Dün akşam evimizin yakınlarındaki parka yürüyüşe gittik. 5-6 tur yürüdükten sonra parkın havuzunun kenarında çocuk parkına doğru dönerek oturduk…
Çocuklar ahenkle cıvıldaşıp kaydırağın etrafında oynuyorlardı.
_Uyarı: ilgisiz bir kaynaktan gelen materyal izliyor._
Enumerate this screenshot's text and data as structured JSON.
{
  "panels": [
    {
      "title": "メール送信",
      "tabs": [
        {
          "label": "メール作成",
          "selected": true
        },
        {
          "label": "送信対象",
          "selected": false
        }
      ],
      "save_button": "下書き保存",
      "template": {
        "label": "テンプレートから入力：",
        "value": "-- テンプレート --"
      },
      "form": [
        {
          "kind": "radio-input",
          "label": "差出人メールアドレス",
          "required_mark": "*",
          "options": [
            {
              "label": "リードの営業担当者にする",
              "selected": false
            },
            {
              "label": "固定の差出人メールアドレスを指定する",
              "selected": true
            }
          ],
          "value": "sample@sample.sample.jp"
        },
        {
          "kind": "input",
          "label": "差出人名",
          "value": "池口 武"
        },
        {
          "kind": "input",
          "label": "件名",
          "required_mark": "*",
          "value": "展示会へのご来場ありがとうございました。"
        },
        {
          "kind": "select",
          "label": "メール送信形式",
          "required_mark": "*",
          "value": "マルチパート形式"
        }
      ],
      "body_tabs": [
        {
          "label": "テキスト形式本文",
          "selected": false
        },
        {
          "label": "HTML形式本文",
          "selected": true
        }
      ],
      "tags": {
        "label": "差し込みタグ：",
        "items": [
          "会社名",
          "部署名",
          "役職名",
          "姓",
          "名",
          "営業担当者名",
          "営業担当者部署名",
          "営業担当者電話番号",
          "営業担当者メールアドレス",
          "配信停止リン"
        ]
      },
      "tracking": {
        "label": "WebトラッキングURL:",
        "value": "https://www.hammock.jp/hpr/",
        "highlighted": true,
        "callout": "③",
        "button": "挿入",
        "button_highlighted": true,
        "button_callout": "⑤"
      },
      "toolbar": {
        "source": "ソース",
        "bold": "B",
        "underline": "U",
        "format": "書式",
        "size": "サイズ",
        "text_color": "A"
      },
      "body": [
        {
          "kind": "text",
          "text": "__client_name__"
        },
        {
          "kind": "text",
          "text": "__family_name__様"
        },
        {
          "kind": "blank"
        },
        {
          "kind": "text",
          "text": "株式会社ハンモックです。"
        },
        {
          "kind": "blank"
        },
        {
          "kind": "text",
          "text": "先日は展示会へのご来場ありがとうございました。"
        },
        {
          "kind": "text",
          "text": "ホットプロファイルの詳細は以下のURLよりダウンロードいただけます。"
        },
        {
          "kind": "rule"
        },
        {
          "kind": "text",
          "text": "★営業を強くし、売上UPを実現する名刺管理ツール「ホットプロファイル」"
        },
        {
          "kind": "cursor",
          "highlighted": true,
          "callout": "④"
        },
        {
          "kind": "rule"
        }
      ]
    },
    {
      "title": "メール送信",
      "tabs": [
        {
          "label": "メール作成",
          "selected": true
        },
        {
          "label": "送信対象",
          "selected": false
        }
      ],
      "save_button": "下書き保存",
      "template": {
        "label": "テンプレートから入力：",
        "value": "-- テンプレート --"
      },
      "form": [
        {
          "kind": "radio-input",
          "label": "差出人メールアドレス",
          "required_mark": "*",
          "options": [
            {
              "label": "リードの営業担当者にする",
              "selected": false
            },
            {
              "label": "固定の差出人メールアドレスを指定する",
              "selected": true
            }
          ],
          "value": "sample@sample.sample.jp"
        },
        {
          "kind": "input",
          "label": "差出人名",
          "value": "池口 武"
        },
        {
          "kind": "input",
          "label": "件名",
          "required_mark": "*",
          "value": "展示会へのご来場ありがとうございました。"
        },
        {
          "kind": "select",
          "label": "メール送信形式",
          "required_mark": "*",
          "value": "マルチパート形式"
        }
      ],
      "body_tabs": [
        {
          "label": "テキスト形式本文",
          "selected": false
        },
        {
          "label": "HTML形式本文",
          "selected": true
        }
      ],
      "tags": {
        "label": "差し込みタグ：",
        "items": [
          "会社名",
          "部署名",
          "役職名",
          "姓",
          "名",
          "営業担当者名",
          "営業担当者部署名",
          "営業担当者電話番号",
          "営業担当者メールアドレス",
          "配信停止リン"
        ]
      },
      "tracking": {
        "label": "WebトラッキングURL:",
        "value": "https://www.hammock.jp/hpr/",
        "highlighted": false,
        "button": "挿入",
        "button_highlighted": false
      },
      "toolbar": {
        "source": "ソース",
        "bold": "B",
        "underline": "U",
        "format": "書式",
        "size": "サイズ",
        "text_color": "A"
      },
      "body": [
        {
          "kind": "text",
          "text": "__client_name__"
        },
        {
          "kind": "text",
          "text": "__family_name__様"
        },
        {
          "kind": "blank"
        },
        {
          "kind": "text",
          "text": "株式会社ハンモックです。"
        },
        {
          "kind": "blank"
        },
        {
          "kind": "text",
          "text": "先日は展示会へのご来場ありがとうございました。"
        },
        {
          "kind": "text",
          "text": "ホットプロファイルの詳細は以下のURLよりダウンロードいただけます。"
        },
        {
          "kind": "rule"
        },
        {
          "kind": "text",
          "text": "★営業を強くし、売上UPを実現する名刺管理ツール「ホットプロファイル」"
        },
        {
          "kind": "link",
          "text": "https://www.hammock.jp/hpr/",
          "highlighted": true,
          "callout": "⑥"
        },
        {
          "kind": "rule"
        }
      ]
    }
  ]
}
Çok geçmeden ebeveynlerden biri ayağa kalkıp hiddetle kaydırağa doğru yöneldi ve kaydırağa ters şekilde binmeye çalışan çocuğun kolundan çekiştirerek ‘çocuğum merdivenleri görmüyor musun? Birazdan benim çocuğum kayacak, sen ayaklarınla basıyorsun’ deyip çocuğa merdivenleri işaret etti.
Bankta oturanlardan biri söze karışarak ‘yok yok bu sadece bizde var, yabancı ülkelerde bunu göremezsin, biz oyuncakla bile oynamanın adabını bilmiyoruz... Tabi ki elalem aya çıkarken biz bakarız’ dedi.
Aynı anda havuzun kenarında oynayan çocuklar kendilerini boylu boyunca havuza attılar… O kadar eğleniyorlardı ki benim bile içimden ayaklarımı havuza sokmak gelmişti.
Çok geçmeden dizlerini döve döve gelen bir annenin feryatlarını duydum. Bir şey mi oldu acaba diye endişelenirken bir de baktım ki onca gürültü çocukları havuza girdiği içinmiş. Bir yandan da asık suratlı park görevlisi ellerini iki yana açmış ‘Hanımefendi havuza girmek yasak ama tabi burası Türkiye değil mi?’ diye söyleniyordu.

Hayatında hiç yurtdışına çıkmamış sadece izlediği Amerikan filmleriyle böyle yorumlar yapıp elalemi kendine örnek edinen inanın çok insan var. Oysa bilseler ki yurtdışında da o yaş grubundaki çocuklar aynı davranışı gösteriyor. Gerçekten yurtdışında da çocuklar içi ışıklı fıskiyeli bütün havuzlara dalıyor ve oyun parklarındaki oyuncaklara onlar da tersten binmekte inat ediyor.

Aslında başkasını örnek almak ya da göstermek yerine, bir şeyin doğruluğuna kendimiz karar vermemiz gerek. Toplumsal kuralları da oluşturan biz insanlar olduğumuza göre, düşünerek vereceğimiz hiçbir karar yanlış olmayacaktır. Gerçekten mutlu, özgüvenli, sağlıklı ve etrafına faydası olan bireyler de bu şekilde yetişir.